El tiempo entre los pingüinos. La reproducción en las costas antárticas.

Cuando se acerca el final del verano antártico, que, como mucho, en las zonas más favorables de la Península Antártica, finaliza en este mes de marzo, tengo un recuerdo para las aves que se desplazan cada año hasta aquellas soledades para dedicarse a la reproducción. Especialmente recuerdo a los pingüinos. En concreto a las tres especies cuya reproducción pude seguir en mi visita a la zona: Juanito (Pygoscelis papua), de Adelia (P. adeliae) y de Barbijo (P. antarctica). Su aspecto rechoncho y patoso en tierra a veces nos hace sonreir y olvidamos la vida extremadamente dura que viven. El éxito reproductivo de algunas de estas especies es una dramática carrera a vida o muerte contra el reloj. Cuando los pingüinos llegan a tierra, a finales de octubre o principios de noviembre, recién comenzado el verano antártico, el suelo todavía está cubierto de nieve y hielo. Sin embargo, todo su proceso reproductivo necesitan realizarlo sobre la tierra limpia. Para ello, mientras unos localizan y ocupan rápidamente las primeras rocas que los rayos del sol dejan al descubierto, otros se echan sobre la nieve (quizás sobre las ubicaciones de sus antiguos nidos) para intentar acelerar su fusión.

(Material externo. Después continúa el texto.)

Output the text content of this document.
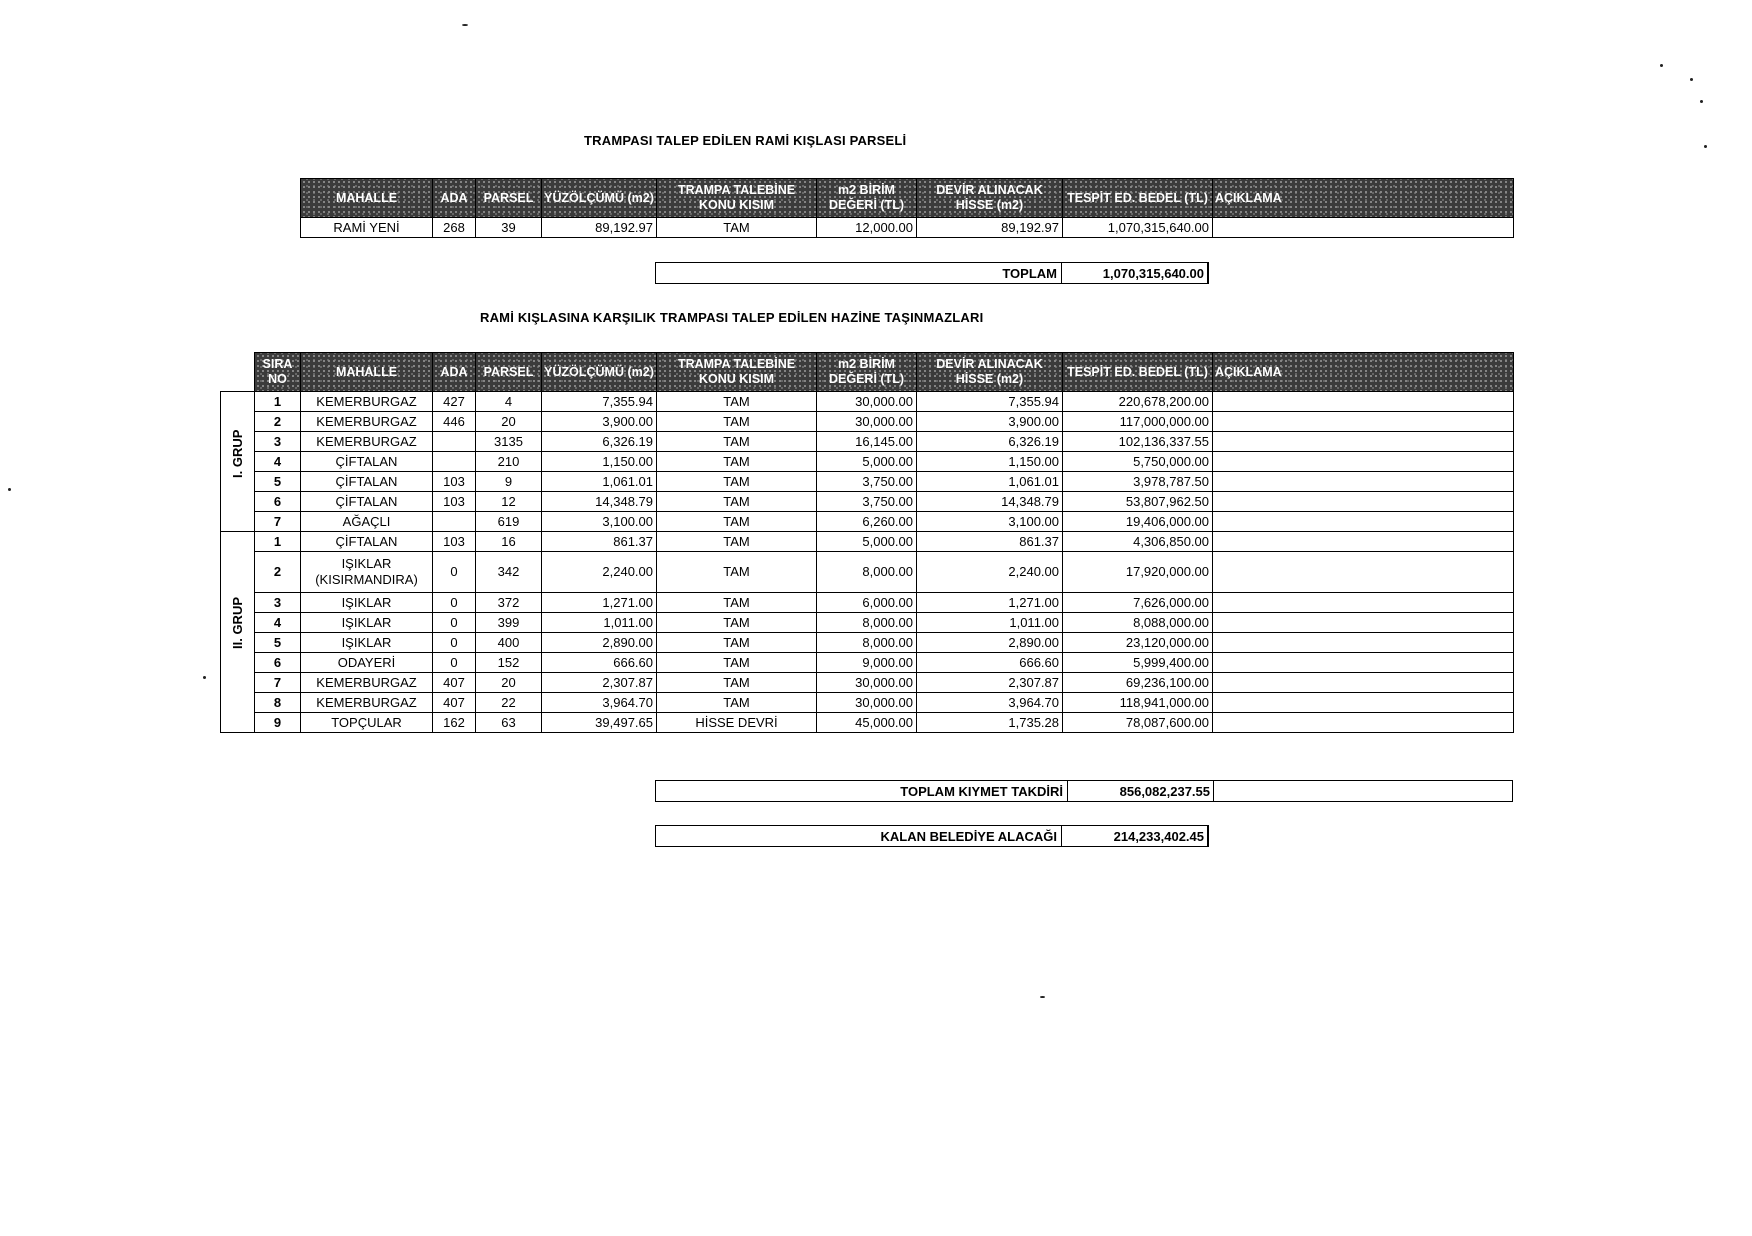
TRAMPASI TALEP EDİLEN RAMİ KIŞLASI PARSELİ
MAHALLE	ADA	PARSEL	YÜZÖLÇÜMÜ (m2)	TRAMPA TALEBİNE KONU KISIM	m2 BİRİM DEĞERİ (TL)	DEVİR ALINACAK HİSSE (m2)	TESPİT ED. BEDEL (TL)	AÇIKLAMA
RAMİ YENİ	268	39	89,192.97	TAM	12,000.00	89,192.97	1,070,315,640.00	
TOPLAM	1,070,315,640.00
RAMİ KIŞLASINA KARŞILIK TRAMPASI TALEP EDİLEN HAZİNE TAŞINMAZLARI
	SIRA NO	MAHALLE	ADA	PARSEL	YÜZÖLÇÜMÜ (m2)	TRAMPA TALEBİNE KONU KISIM	m2 BİRİM DEĞERİ (TL)	DEVİR ALINACAK HİSSE (m2)	TESPİT ED. BEDEL (TL)	AÇIKLAMA

I. GRUP	1	KEMERBURGAZ	427	4	7,355.94	TAM	30,000.00	7,355.94	220,678,200.00	
	2	KEMERBURGAZ	446	20	3,900.00	TAM	30,000.00	3,900.00	117,000,000.00	
	3	KEMERBURGAZ		3135	6,326.19	TAM	16,145.00	6,326.19	102,136,337.55	
	4	ÇİFTALAN		210	1,150.00	TAM	5,000.00	1,150.00	5,750,000.00	
	5	ÇİFTALAN	103	9	1,061.01	TAM	3,750.00	1,061.01	3,978,787.50	
	6	ÇİFTALAN	103	12	14,348.79	TAM	3,750.00	14,348.79	53,807,962.50	
	7	AĞAÇLI		619	3,100.00	TAM	6,260.00	3,100.00	19,406,000.00	

II. GRUP	1	ÇİFTALAN	103	16	861.37	TAM	5,000.00	861.37	4,306,850.00	
	2	IŞIKLAR (KISIRMANDIRA)	0	342	2,240.00	TAM	8,000.00	2,240.00	17,920,000.00	
	3	IŞIKLAR	0	372	1,271.00	TAM	6,000.00	1,271.00	7,626,000.00	
	4	IŞIKLAR	0	399	1,011.00	TAM	8,000.00	1,011.00	8,088,000.00	
	5	IŞIKLAR	0	400	2,890.00	TAM	8,000.00	2,890.00	23,120,000.00	
	6	ODAYERİ	0	152	666.60	TAM	9,000.00	666.60	5,999,400.00	
	7	KEMERBURGAZ	407	20	2,307.87	TAM	30,000.00	2,307.87	69,236,100.00	
	8	KEMERBURGAZ	407	22	3,964.70	TAM	30,000.00	3,964.70	118,941,000.00	
	9	TOPÇULAR	162	63	39,497.65	HİSSE DEVRİ	45,000.00	1,735.28	78,087,600.00	
TOPLAM KIYMET TAKDİRİ	856,082,237.55
KALAN BELEDİYE ALACAĞI	214,233,402.45
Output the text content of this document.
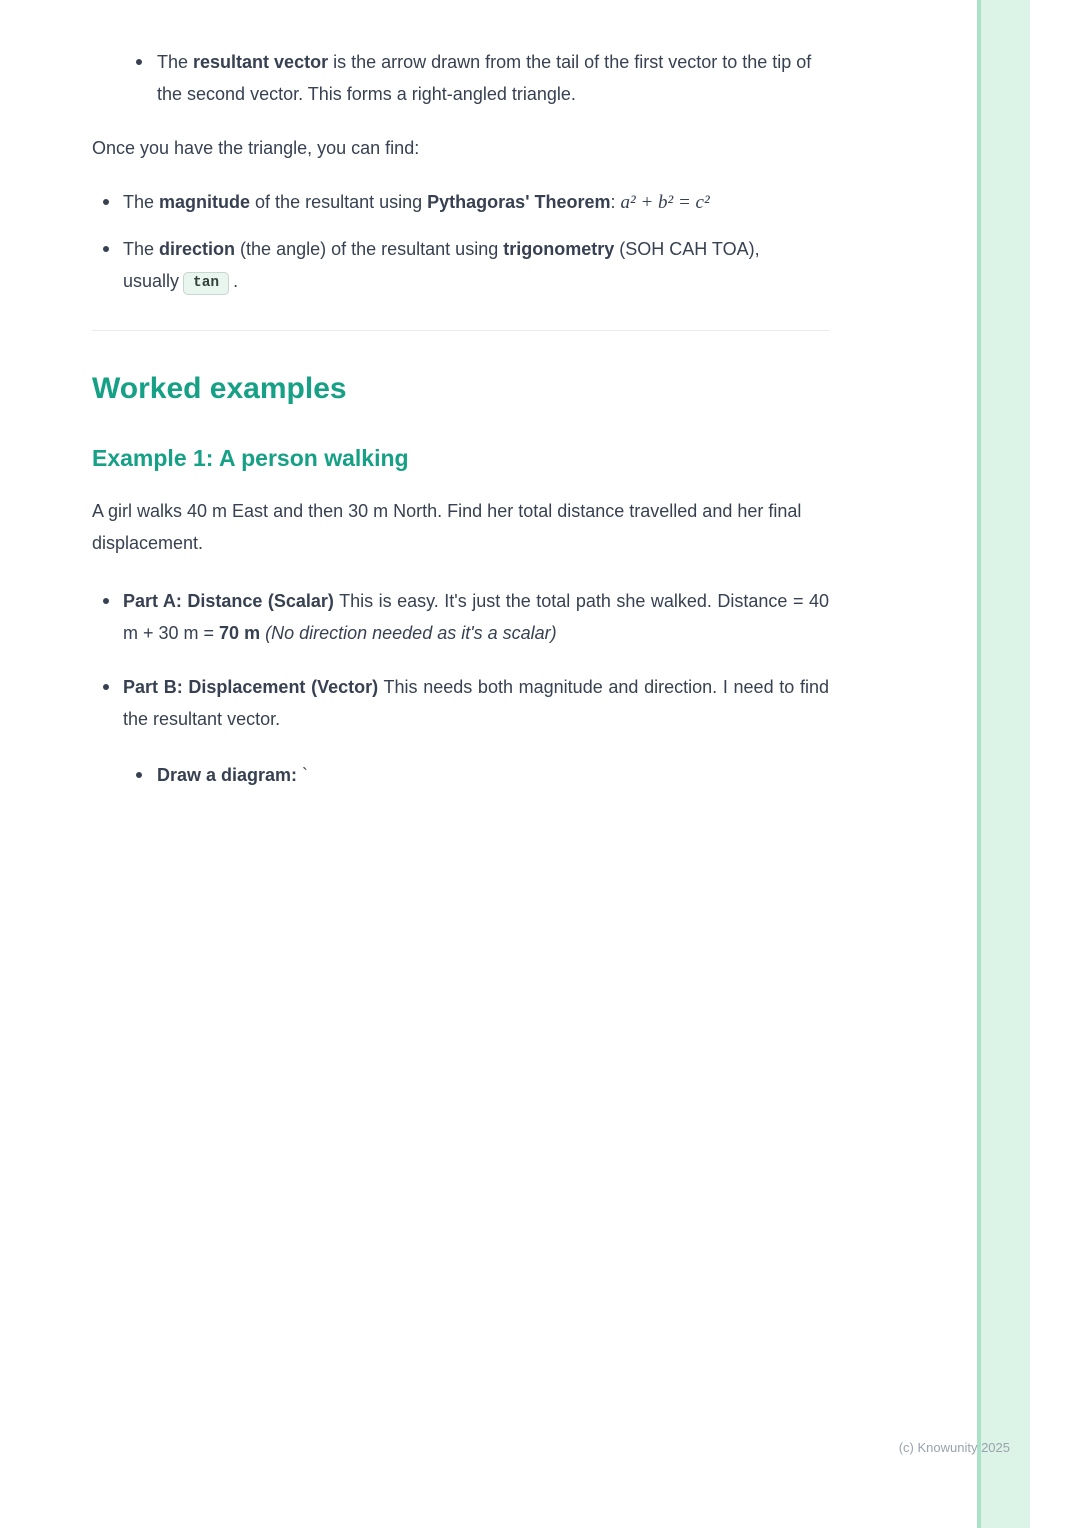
The resultant vector is the arrow drawn from the tail of the first vector to the tip of the second vector. This forms a right-angled triangle.

Once you have the triangle, you can find:

The magnitude of the resultant using Pythagoras' Theorem: a² + b² = c²
The direction (the angle) of the resultant using trigonometry (SOH CAH TOA), usually tan .
Worked examples
Example 1: A person walking

A girl walks 40 m East and then 30 m North. Find her total distance travelled and her final displacement.

Part A: Distance (Scalar) This is easy. It's just the total path she walked. Distance = 40 m + 30 m = 70 m (No direction needed as it's a scalar)
Part B: Displacement (Vector) This needs both magnitude and direction. I need to find the resultant vector.
Draw a diagram: `
(c) Knowunity 2025
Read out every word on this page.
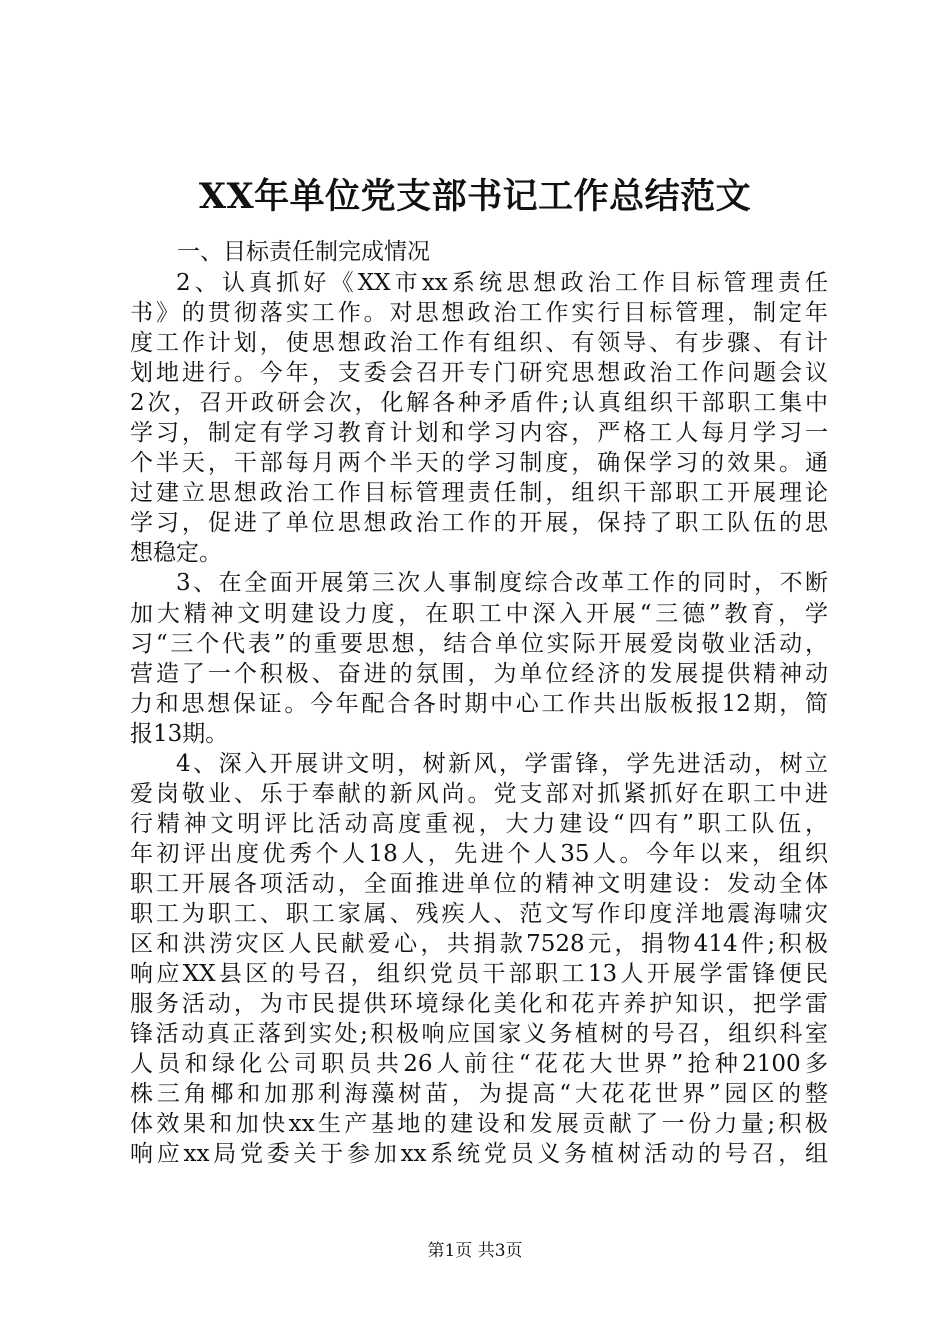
XX年单位党支部书记工作总结范文
一、目标责任制完成情况
2、认真抓好《XX市xx系统思想政治工作目标管理责任
书》的贯彻落实工作。对思想政治工作实行目标管理，制定年
度工作计划，使思想政治工作有组织、有领导、有步骤、有计
划地进行。今年，支委会召开专门研究思想政治工作问题会议
2次，召开政研会次，化解各种矛盾件;认真组织干部职工集中
学习，制定有学习教育计划和学习内容，严格工人每月学习一
个半天，干部每月两个半天的学习制度，确保学习的效果。通
过建立思想政治工作目标管理责任制，组织干部职工开展理论
学习，促进了单位思想政治工作的开展，保持了职工队伍的思
想稳定。
3、在全面开展第三次人事制度综合改革工作的同时，不断
加大精神文明建设力度，在职工中深入开展“三德”教育，学
习“三个代表”的重要思想，结合单位实际开展爱岗敬业活动，
营造了一个积极、奋进的氛围，为单位经济的发展提供精神动
力和思想保证。今年配合各时期中心工作共出版板报12期，简
报13期。
4、深入开展讲文明，树新风，学雷锋，学先进活动，树立
爱岗敬业、乐于奉献的新风尚。党支部对抓紧抓好在职工中进
行精神文明评比活动高度重视，大力建设“四有”职工队伍，
年初评出度优秀个人18人，先进个人35人。今年以来，组织
职工开展各项活动，全面推进单位的精神文明建设：发动全体
职工为职工、职工家属、残疾人、范文写作印度洋地震海啸灾
区和洪涝灾区人民献爱心，共捐款7528元，捐物414件;积极
响应XX县区的号召，组织党员干部职工13人开展学雷锋便民
服务活动，为市民提供环境绿化美化和花卉养护知识，把学雷
锋活动真正落到实处;积极响应国家义务植树的号召，组织科室
人员和绿化公司职员共26人前往“花花大世界”抢种2100多
株三角椰和加那利海藻树苗，为提高“大花花世界”园区的整
体效果和加快xx生产基地的建设和发展贡献了一份力量;积极
响应xx局党委关于参加xx系统党员义务植树活动的号召，组
第1页 共3页
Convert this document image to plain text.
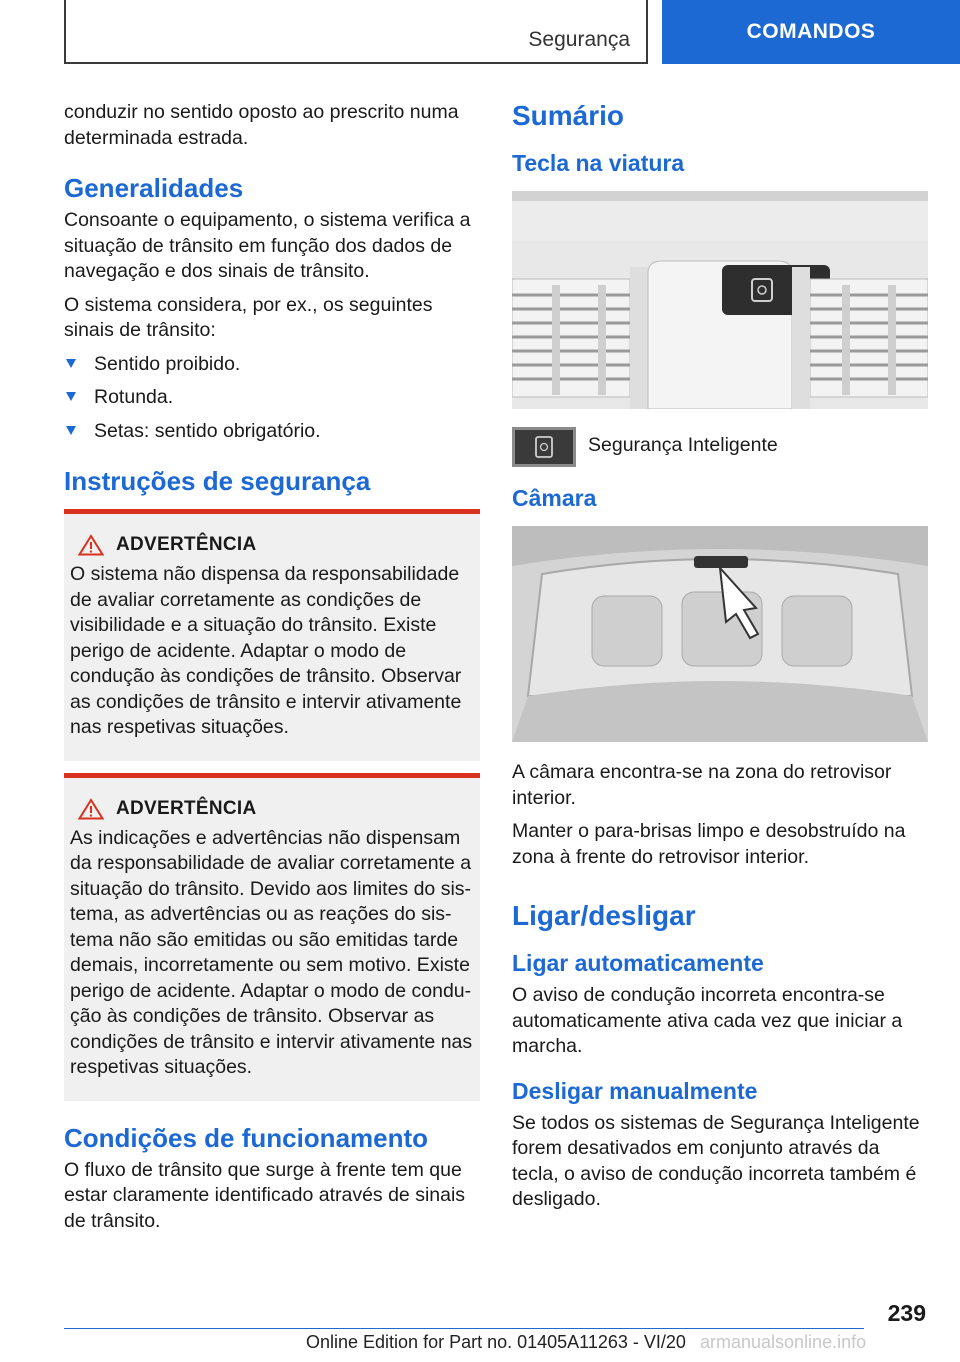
Segurança	COMANDOS

conduzir no sentido oposto ao prescrito numa determinada estrada.

Generalidades

Consoante o equipamento, o sistema verifica a situação de trânsito em função dos dados de navegação e dos sinais de trânsito.

O sistema considera, por ex., os seguintes sinais de trânsito:

Sentido proibido.
Rotunda.
Setas: sentido obrigatório.
Instruções de segurança
ADVERTÊNCIA

O sistema não dispensa da responsabilidade de avaliar corretamente as condições de visibilidade e a situação do trânsito. Existe perigo de acidente. Adaptar o modo de condução às condições de trânsito. Observar as condições de trânsito e intervir ativamente nas respetivas situações.

ADVERTÊNCIA

As indicações e advertências não dispensam da responsabilidade de avaliar corretamente a situação do trânsito. Devido aos limites do sistema, as advertências ou as reações do sistema não são emitidas ou são emitidas tarde demais, incorretamente ou sem motivo. Existe perigo de acidente. Adaptar o modo de condução às condições de trânsito. Observar as condições de trânsito e intervir ativamente nas respetivas situações.

Condições de funcionamento

O fluxo de trânsito que surge à frente tem que estar claramente identificado através de sinais de trânsito.

Sumário
Tecla na viatura

Segurança Inteligente

Câmara

A câmara encontra-se na zona do retrovisor interior.

Manter o para-brisas limpo e desobstruído na zona à frente do retrovisor interior.

Ligar/desligar
Ligar automaticamente

O aviso de condução incorreta encontra-se automaticamente ativa cada vez que iniciar a marcha.

Desligar manualmente

Se todos os sistemas de Segurança Inteligente forem desativados em conjunto através da tecla, o aviso de condução incorreta também é desligado.

239
Online Edition for Part no. 01405A11263 - VI/20 armanualsonline.info
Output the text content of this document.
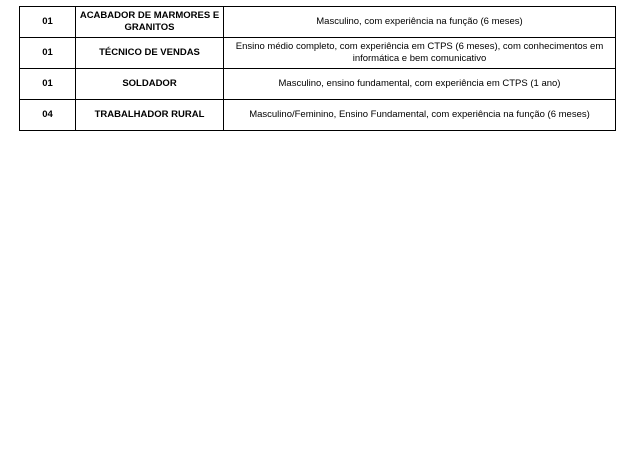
01	ACABADOR DE MARMORES E GRANITOS	Masculino, com experiência na função (6 meses)
01	TÉCNICO DE VENDAS	Ensino médio completo, com experiência em CTPS (6 meses), com conhecimentos em informática e bem comunicativo
01	SOLDADOR	Masculino, ensino fundamental, com experiência em CTPS (1 ano)
04	TRABALHADOR RURAL	Masculino/Feminino, Ensino Fundamental, com experiência na função (6 meses)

De esta manera, mientras unos inician en la primera semana del mismo noviembre su cortejo e incluso su cópula y comienzan a empollar los huevos, otros inician el proceso quince o veinte días más tarde. Esta diferencia resultará crucial para la supervivencia de los pollos.
Durante los tres o cuatro meses que dura el verano en las costas de la península antártica, los pingüinos deben realizar los ritos de cortejo, preparar el nido, defenderlo de los demás, realizar la cópula, poner los huevos, empollar, sacar la pollada adelante pescando y alimentándola, hacer la muda total de las plumas del cuerpo (proceso en el que llegan a perder un 45% de su peso pues no pueden pescar durante los días que dura, que pueden llegar a 34), y marcharse con las crías del año (también mudadas y suficientemente engordadas) para pasar el invierno en latitudes más benignas.

Rito de cortejo del pingüino de barbijo (Pygoscelis antarctica) sobre las rocas limpias de nieve. El cortejo no puede llevarse a cabo hasta que el macho ocupa y enseñorea un espacio libre de nieve en el que acumula pequeñas piedras para configurar un escueto nido.


Un macho de pingüino de barbijo recién llegado, que ha ocupado una roca limpia de nieve, espera la llegada de la hembra.



Pingüinos Juanito (Pygoscelis papua) empollando ya, en los nidos construidos con piedrecillas, defendiéndolos de quienes buscan piedras para a su vez construir su nido. Las luchas territoriales y de defensa del nido son de una violencia inesperada en aves de este aspecto, pero a menudo terminan con el "invasor" cubierto de sangre, perseguido con saña por todos los machos que se han sentido importunados. Las aves que no son capaces de construir su nido, no pueden reproducirse. El drama no se limita a esto pues, incluso en las que llegan a reproducirse, sus huevos y pollos pueden ser objeto de predación por gaviotas (Larus dominicanus) y págalos (Catharacta antarcticai y C. maccormicki). Frente a ello opondrán su capacidad para repetir dos y hasta tres veces la puesta, pero esos pollos de mediados de diciembre apenas llegarán preparados al final del verano y morirán con los primeros fríos. Incluso los que superen esta fase, podrán ser objeto de predación por focas y orcas. Verdaderamente la vida de tan"graciosos" animalitos tiene los días -y las horas- contados. A pesar de ello su éxito reproductivo es notable y las parejas de alguna de estas especies se pueden contar por millones.